Friday, June 3, 2011

Nanook of the North

1920 in the Arctic, and Robert Flaherty, an explorer, has made a film about the Inuit people. He returns to the States, and his film negative is lost in a fire. Determined to not let his work go to waste, Flaherty returns to the Hudson Bay, handpicks the most popular Inuit around named Nanook, gets a few women and children to act as his family, and sets out to make a documentary about them. Flaherty is known as the "father of documentaries." With NANOOK OF THE NORTH he has a contrivance. It is a film that was staged, and yet its starkness makes it have the feeling of realism. Nanook and his counterparts live a primitive existence: this is fact. In one breathtaking scene, Nanook looks for a seal underneath the ice to kill. He knows that seals come up out of the water to take a breath every twenty minutes, and he has found the inch-wide hole that they use to breath.

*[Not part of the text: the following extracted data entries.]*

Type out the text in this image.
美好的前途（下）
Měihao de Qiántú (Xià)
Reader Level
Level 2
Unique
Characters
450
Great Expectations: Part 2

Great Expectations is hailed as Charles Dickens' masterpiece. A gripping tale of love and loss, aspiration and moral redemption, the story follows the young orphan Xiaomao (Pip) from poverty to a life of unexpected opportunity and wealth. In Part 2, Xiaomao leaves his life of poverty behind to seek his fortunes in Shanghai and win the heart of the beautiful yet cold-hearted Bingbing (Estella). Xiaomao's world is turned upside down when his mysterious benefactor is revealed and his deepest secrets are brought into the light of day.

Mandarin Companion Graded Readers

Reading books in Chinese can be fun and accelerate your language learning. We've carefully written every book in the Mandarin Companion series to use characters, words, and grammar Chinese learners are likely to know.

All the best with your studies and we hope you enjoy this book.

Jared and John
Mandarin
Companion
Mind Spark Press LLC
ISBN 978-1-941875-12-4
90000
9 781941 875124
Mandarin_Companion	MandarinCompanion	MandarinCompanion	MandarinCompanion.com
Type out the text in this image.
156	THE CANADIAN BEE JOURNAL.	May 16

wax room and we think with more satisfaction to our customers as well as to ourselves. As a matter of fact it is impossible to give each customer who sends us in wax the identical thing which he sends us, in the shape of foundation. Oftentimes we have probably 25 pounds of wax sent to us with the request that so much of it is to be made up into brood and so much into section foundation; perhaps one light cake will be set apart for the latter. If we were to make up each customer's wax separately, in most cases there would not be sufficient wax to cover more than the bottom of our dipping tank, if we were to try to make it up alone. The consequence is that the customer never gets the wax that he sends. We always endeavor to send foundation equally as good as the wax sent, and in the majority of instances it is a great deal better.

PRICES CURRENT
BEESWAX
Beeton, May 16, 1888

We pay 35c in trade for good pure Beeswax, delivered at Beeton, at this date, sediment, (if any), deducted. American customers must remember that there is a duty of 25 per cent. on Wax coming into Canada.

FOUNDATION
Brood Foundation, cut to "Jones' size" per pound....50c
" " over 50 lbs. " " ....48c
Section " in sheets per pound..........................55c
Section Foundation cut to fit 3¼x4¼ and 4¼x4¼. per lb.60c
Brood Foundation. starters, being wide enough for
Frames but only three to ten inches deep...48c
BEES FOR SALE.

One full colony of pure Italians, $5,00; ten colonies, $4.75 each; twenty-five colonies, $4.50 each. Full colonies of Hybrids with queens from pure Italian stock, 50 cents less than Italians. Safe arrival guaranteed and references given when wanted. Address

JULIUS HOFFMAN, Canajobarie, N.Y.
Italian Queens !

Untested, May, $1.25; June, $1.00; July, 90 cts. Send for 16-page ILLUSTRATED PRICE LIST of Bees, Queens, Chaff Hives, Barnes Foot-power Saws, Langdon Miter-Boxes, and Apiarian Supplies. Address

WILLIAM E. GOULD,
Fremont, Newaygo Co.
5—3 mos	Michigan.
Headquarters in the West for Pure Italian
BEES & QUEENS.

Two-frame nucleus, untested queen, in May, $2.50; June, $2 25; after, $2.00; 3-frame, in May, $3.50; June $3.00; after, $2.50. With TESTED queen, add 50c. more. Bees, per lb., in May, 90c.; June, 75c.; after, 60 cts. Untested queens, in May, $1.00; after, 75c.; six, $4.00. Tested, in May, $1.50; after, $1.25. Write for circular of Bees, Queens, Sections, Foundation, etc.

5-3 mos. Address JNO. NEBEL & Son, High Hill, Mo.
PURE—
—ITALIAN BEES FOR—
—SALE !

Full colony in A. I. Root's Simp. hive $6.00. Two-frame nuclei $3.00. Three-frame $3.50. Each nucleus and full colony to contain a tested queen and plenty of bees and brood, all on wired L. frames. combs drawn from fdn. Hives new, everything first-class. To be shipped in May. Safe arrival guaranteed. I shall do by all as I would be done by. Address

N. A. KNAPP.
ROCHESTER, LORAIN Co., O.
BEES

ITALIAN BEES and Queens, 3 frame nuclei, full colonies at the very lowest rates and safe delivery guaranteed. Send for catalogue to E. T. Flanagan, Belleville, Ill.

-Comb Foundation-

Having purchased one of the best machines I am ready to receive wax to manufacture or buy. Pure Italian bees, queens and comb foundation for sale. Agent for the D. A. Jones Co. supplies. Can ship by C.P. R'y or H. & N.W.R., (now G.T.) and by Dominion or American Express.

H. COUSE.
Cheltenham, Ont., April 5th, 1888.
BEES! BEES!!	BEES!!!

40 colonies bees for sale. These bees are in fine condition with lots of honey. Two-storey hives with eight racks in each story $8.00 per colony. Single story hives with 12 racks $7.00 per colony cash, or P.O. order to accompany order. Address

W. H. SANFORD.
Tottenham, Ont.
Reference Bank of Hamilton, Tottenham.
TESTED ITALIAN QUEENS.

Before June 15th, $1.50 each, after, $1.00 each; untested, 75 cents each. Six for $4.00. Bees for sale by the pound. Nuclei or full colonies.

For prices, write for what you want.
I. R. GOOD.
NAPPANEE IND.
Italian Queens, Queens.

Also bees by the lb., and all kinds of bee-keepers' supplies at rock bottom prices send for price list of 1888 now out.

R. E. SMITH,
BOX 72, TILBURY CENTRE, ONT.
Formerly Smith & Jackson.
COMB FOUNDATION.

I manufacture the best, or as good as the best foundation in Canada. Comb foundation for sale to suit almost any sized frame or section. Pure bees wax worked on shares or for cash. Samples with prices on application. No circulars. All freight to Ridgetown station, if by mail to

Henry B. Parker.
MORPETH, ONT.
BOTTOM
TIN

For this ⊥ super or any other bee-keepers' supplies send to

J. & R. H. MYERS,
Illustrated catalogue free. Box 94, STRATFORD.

He waits above it with his harpoon, with only a few seconds to attack the great beast. Exhibiting man's struggle against nature, Nanook spears the seal and tugs and tugs as he wraps his end of rope around his body. If the seal beats him, and takes off, overpowers him, then Nanook will die. He will fall underneath the ice, plunge in, and drown. Here we see the worth of this film. Although Flaherty only arranged things so that he would be able to film a scene like this, the territory and the seal are not in on the contrivances or desires of the director. Nanook must actually defeat the seal, or die. Another breathtaking scene shows Nanook and his "family" as they build an igloo. They do so in under an hour. It is astounding to see this film. I imagine that Nanook and the Inuits like him are not very different from some of the earliest people on earth: utilizing primitive tools and their vast knowledge of the world they inhabit to survive against the elements.